Dom Bernardo I Ñzînga Mvêmba reinou durante cinco anos (1561-1566) 20 sob grandes contradições entre instituições públicas e aliados portugueses. De outra parte, a inimizade entre cidade-Estado e cidade-aldeia foi mais expressa na batalha liderada por Dom Henrique Mpûdi’a Ñzînga, na qual Dom Bernardo I veio a falecer. O seu ato não foi aplaudido, de modo que ele reinou apenas entre abril de 1566 até fevereiro de 1567. Com a morte de Dom Henrique I Mpudi’a Ñzînga, a cidade-Estado legitimou Dom Álvaro I Lukeni lwa Mvêmba. Na visão dos portugueses, era necessário manter a descendência de Dom Afonso I Mvêmba Ñzînga no Poder. O novo rei restabeleceu as relações Kôngo-Portugal e delegou os poderes religiosos aos católicos com objetivo de evangelizar as aldeias longínquas – mas sem perdê-los de vista através de outros mecanismos (os Nsaku).

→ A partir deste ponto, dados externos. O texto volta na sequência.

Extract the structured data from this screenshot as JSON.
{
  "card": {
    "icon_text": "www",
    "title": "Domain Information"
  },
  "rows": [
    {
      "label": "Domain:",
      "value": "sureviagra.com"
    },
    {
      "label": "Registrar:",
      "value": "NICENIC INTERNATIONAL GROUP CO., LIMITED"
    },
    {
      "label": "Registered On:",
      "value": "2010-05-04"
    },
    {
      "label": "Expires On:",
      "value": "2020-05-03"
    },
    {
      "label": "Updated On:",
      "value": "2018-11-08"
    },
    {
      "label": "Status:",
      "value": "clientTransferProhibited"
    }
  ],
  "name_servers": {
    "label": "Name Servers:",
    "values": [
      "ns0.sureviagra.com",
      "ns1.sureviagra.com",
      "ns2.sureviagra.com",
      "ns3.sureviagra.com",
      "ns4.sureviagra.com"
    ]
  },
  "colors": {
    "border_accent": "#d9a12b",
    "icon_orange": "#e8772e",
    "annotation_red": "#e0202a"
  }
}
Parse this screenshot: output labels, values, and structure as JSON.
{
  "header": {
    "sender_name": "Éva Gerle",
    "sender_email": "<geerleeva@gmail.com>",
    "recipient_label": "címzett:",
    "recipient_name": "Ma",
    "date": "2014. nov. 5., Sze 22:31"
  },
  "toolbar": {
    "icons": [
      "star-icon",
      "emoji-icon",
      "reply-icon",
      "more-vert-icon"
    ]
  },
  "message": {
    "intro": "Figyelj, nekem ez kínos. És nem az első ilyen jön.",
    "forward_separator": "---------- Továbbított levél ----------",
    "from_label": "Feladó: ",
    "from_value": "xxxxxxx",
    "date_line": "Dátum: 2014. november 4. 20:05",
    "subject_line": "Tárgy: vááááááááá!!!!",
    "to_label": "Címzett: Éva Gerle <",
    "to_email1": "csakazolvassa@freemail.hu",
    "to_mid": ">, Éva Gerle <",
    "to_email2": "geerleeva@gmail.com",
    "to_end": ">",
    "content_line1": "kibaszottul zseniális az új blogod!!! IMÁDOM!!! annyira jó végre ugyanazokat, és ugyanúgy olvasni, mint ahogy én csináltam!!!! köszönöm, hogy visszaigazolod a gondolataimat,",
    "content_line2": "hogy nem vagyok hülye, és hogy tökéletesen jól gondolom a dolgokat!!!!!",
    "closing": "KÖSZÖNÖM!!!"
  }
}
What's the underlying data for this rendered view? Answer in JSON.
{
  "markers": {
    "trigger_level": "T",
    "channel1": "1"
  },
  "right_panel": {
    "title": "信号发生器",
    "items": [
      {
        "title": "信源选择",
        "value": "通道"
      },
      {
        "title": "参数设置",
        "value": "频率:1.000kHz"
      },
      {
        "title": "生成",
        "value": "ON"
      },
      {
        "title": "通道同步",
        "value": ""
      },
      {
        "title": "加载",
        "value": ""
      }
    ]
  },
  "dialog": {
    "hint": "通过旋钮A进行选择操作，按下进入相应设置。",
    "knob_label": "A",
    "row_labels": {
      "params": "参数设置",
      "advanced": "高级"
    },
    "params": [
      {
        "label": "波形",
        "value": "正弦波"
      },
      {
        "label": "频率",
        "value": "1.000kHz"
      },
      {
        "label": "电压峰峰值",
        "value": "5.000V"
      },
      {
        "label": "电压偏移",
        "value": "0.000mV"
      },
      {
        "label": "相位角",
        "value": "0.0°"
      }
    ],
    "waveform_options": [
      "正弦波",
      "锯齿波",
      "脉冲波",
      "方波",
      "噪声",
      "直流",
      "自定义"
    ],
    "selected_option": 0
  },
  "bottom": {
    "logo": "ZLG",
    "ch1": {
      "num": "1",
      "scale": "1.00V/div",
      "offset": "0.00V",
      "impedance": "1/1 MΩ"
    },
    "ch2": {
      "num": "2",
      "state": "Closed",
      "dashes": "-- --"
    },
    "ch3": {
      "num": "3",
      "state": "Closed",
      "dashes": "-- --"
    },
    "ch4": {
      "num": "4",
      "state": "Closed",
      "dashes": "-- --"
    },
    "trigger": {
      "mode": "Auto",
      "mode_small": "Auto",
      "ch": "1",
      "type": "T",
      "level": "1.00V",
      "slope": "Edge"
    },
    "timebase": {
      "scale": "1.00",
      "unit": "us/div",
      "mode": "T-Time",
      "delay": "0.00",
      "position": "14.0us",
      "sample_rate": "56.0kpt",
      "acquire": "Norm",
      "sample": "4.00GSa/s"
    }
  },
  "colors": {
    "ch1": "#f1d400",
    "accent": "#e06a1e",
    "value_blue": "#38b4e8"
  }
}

Ele reinou entre 1567-1587.
De forma breve, vamos citar François Bontinck que nos resume a desordem semeada da inconstitucionalidade cometida por Dom Afonso I Mvêmba Ñzînga:
Depois da morte do primeiro rei batizado, D. João I (c. 1508), D. Afonso I apoderou-se do Poder expulsando da capital o seu competidor Mpânzu. Ao Dom Afonso I sucedeu D. Pedro I, seu filho. Este rei veio também a morrer e não tinha filhos. Foi o seu irmão, de nome Dom Francisco que o sucedeu, embora o seu reinado tenha sido efêmero. O quinto rei [cristão] subiu ao trono: chamava-se D. Diogo e foi o mais próximo da linhagem real […] Depois da sua morte (D. Diogo, 1545-1561), três pretendentes reclamaram o trono. O primeiro era o filho do rei, mas não tinha o apoio popular suficiente […]. Restavam os dois outros… Um deles foi feito rei pelos seus apoiantes, mas contra vontade dos portugueses e alguns senhores que, para eles, visavam colocar o terceiro pretendente. Assim, foram à igreja, onde o coroado foi decapitado. Em tempos diferentes, os do partido adversário assassinaram o eleito dos portugueses […]. Desta maneira, na mesma hora e nos locais diferentes, os dois príncipes foram assassinados […]. Por causa dessas conjurações e assassinatos, ninguém se aventurou a pretender o trono, ainda que tenha legitimidade. Como já não restava ninguém do sangue real para “entregar” o Poder, escolheu-se um irmão do rei Diogo, chamado Dom Henrique. Dom Henrique morreu durante a guerra pouco tempo depois da sua coroação. Dum acordo unânime, escolheu-se Dom Álvaro (1568-1587) que foi reconhecido como soberano, pertencendo à antiga linhagem dos reis do Kôngo sendo desligado com Dom Henrique.